Nel contesto delle reti neurali, un tensore è un array $n$-dimensionale, ovvero una generalizzazione di un vettore o di una matrice. Nel modello più generale di rete neurale sia l'input che l'output di un nodo della rete può essere un tensore. I nodi di un layer possono essere organizzati e disposti a formare una matrice (come nelle convolutional networks) o un tensore. Nel primo caso ritroviamo il tensore al livello dei dati, mentre nel secondo lo ritroviamo come disposizione dei nodi della rete.

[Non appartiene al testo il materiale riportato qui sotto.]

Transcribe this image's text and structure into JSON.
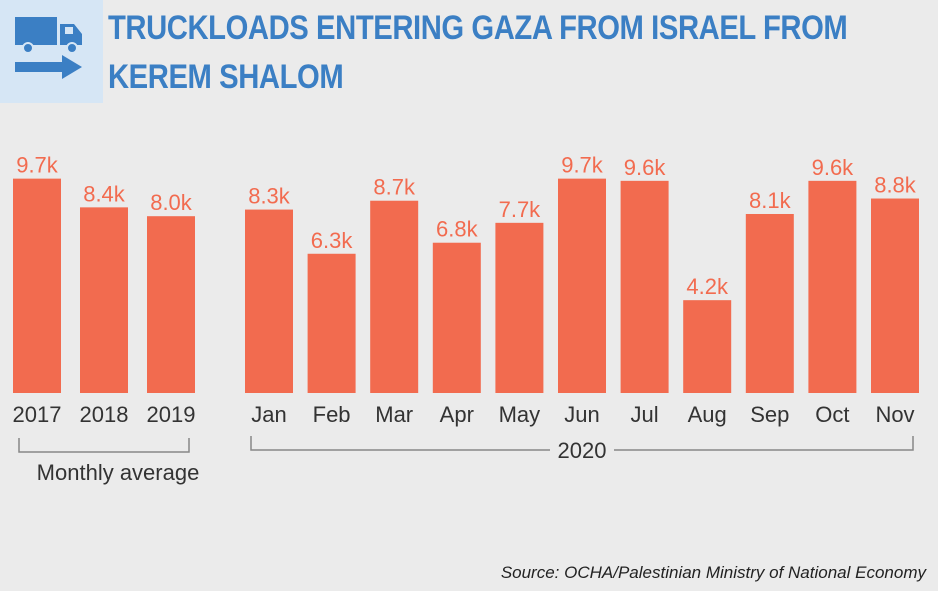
{
  "title_lines": [
    "TRUCKLOADS ENTERING GAZA FROM ISRAEL FROM",
    "KEREM SHALOM"
  ],
  "icon": "truck-with-arrow-icon",
  "colors": {
    "bar": "#f26b4f",
    "label": "#f26b4f",
    "title": "#3b7fc4",
    "icon": "#3b7fc4",
    "icon_bg": "#d6e6f5",
    "background": "#ebebeb",
    "axis_text": "#333333",
    "bracket": "#888888"
  },
  "chart_data": {
    "type": "bar",
    "title": "TRUCKLOADS ENTERING GAZA FROM ISRAEL FROM KEREM SHALOM",
    "groups": [
      {
        "label": "Monthly average",
        "categories": [
          "2017",
          "2018",
          "2019"
        ],
        "values": [
          9.7,
          8.4,
          8.0
        ],
        "value_labels": [
          "9.7k",
          "8.4k",
          "8.0k"
        ]
      },
      {
        "label": "2020",
        "categories": [
          "Jan",
          "Feb",
          "Mar",
          "Apr",
          "May",
          "Jun",
          "Jul",
          "Aug",
          "Sep",
          "Oct",
          "Nov"
        ],
        "values": [
          8.3,
          6.3,
          8.7,
          6.8,
          7.7,
          9.7,
          9.6,
          4.2,
          8.1,
          9.6,
          8.8
        ],
        "value_labels": [
          "8.3k",
          "6.3k",
          "8.7k",
          "6.8k",
          "7.7k",
          "9.7k",
          "9.6k",
          "4.2k",
          "8.1k",
          "9.6k",
          "8.8k"
        ]
      }
    ],
    "value_unit": "thousand truckloads",
    "ylim": [
      0,
      10
    ],
    "grid": false,
    "legend": "none"
  },
  "source": "Source: OCHA/Palestinian Ministry of National Economy"
}
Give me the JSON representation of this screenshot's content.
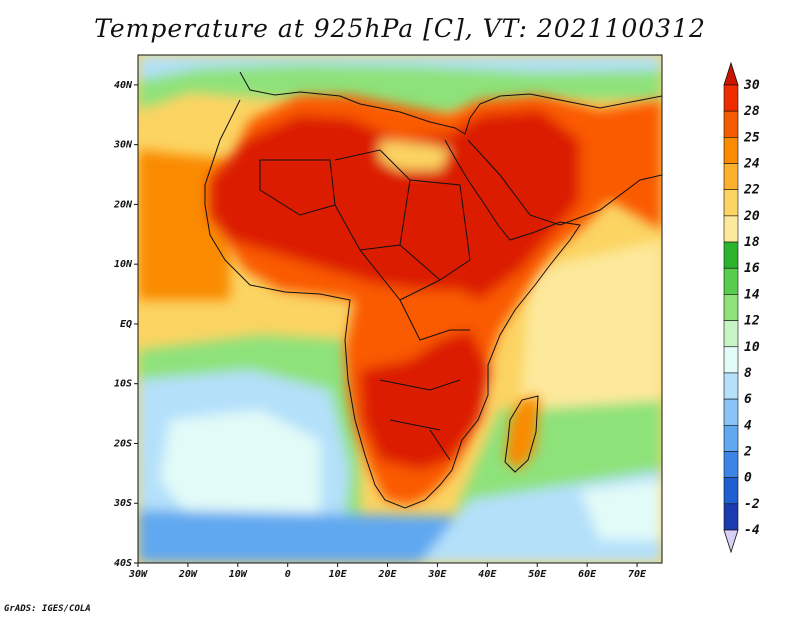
{
  "title": "Temperature at 925hPa [C], VT: 2021100312",
  "credit": "GrADS: IGES/COLA",
  "map": {
    "lon_range": [
      -30,
      75
    ],
    "lat_range": [
      -40,
      45
    ],
    "lat_ticks": [
      {
        "value": 40,
        "label": "40N"
      },
      {
        "value": 30,
        "label": "30N"
      },
      {
        "value": 20,
        "label": "20N"
      },
      {
        "value": 10,
        "label": "10N"
      },
      {
        "value": 0,
        "label": "EQ"
      },
      {
        "value": -10,
        "label": "10S"
      },
      {
        "value": -20,
        "label": "20S"
      },
      {
        "value": -30,
        "label": "30S"
      },
      {
        "value": -40,
        "label": "40S"
      }
    ],
    "lon_ticks": [
      {
        "value": -30,
        "label": "30W"
      },
      {
        "value": -20,
        "label": "20W"
      },
      {
        "value": -10,
        "label": "10W"
      },
      {
        "value": 0,
        "label": "0"
      },
      {
        "value": 10,
        "label": "10E"
      },
      {
        "value": 20,
        "label": "20E"
      },
      {
        "value": 30,
        "label": "30E"
      },
      {
        "value": 40,
        "label": "40E"
      },
      {
        "value": 50,
        "label": "50E"
      },
      {
        "value": 60,
        "label": "60E"
      },
      {
        "value": 70,
        "label": "70E"
      }
    ]
  },
  "colorbar": {
    "labels": [
      "30",
      "28",
      "25",
      "24",
      "22",
      "20",
      "18",
      "16",
      "14",
      "12",
      "10",
      "8",
      "6",
      "4",
      "2",
      "0",
      "-2",
      "-4"
    ],
    "colors": [
      "#ee2a00",
      "#f55a00",
      "#fa8a00",
      "#fbb030",
      "#fbd462",
      "#fde99c",
      "#2cb52c",
      "#58cc4c",
      "#8ee27a",
      "#c6f4c4",
      "#e2fbf8",
      "#b4e0fa",
      "#8ac4f6",
      "#60a8f0",
      "#3c84e6",
      "#1e60d2",
      "#1a3cb0",
      "#0c1670"
    ],
    "top_color": "#cc1400",
    "bottom_color": "#d8d0f6"
  },
  "colors": {
    "land_hot": "#dc1e00",
    "land_warm": "#fa5a00",
    "ocean_warm": "#fbd462",
    "ocean_cool": "#8ee27a",
    "ocean_cold": "#b4e0fa",
    "border": "#111111"
  }
}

1.2.3 Connessioni tra layer

Una rete neurale in cui ogni nodo di un certo layer riceve tutti gli output del layer precedente è detta densa. In questo caso si parla di layer totalmente connessi. Altre tipologie di connessioni tra layer sono possibili:

  • Connessione random: fissato $m$, ogni nodo riceve output solamente da $m$ nodi (generalmente casuali) del precedente layer.
  • Connessione pooled: i nodi di un layer sono partizionati in $k$ cluster. Il layer successivo, chiamato pooled layer, sarà formato da $k$ nodi, uno per ogni cluster. Il nodo associato al cluster $C_i$ riceverà tutti e soli gli output dei nodi del layer precedente appartenenti al cluster $C_i$.

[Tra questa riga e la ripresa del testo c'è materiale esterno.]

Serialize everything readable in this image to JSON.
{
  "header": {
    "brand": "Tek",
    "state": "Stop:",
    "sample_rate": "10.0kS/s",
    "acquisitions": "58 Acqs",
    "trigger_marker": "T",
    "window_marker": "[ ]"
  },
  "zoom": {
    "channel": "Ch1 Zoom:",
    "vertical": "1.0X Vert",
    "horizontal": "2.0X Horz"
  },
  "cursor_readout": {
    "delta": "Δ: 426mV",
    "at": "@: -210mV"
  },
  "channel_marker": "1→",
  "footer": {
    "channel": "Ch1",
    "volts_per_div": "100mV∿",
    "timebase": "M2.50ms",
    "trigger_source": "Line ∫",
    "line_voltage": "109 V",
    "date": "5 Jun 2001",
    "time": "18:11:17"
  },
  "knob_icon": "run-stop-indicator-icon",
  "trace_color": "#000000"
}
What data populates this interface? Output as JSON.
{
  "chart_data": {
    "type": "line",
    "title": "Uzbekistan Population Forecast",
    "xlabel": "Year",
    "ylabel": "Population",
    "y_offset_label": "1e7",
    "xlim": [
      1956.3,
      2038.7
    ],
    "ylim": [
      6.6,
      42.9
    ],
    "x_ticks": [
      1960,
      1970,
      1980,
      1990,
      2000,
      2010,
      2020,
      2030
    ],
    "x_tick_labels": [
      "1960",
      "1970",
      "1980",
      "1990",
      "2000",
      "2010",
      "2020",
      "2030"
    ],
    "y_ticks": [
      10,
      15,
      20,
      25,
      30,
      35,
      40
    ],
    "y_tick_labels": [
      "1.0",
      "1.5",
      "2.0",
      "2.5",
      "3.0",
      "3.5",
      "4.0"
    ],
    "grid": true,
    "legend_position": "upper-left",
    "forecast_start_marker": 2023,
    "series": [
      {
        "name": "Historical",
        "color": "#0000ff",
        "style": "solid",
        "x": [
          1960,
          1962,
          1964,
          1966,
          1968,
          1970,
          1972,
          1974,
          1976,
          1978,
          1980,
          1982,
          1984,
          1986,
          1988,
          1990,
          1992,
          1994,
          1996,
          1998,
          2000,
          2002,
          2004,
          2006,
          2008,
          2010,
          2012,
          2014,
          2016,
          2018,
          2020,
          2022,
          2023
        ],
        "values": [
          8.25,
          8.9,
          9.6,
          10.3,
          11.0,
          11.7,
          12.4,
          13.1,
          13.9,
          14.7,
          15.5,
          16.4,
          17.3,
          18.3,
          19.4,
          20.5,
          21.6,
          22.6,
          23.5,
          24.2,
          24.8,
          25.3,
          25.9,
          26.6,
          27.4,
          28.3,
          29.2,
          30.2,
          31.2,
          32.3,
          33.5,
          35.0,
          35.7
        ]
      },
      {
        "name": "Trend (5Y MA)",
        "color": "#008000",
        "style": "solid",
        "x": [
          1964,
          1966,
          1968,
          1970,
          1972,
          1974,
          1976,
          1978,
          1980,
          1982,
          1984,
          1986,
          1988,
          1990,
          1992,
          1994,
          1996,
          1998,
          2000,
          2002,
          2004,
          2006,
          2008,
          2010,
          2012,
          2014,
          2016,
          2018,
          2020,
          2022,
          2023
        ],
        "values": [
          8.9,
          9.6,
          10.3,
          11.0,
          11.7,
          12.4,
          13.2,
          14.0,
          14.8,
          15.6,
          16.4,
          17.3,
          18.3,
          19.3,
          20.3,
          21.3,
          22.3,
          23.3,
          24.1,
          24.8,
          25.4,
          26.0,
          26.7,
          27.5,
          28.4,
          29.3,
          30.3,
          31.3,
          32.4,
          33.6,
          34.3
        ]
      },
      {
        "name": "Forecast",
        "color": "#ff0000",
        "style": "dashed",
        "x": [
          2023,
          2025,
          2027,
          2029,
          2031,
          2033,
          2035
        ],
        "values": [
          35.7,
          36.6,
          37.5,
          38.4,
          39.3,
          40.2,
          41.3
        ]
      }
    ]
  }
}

  • Connessione convolutional: i nodi di ogni layer sono visti come se fossero disposti su una griglia. Il nodo di coordinate $(i,j)$ riceve tutti e soli gli input dei nodi del layer precedente che si trovano in una regione piccola della griglia intorno al punto $(i,j)$ (vediamo una immagine che rappresenti cosa si intende per convoluzione).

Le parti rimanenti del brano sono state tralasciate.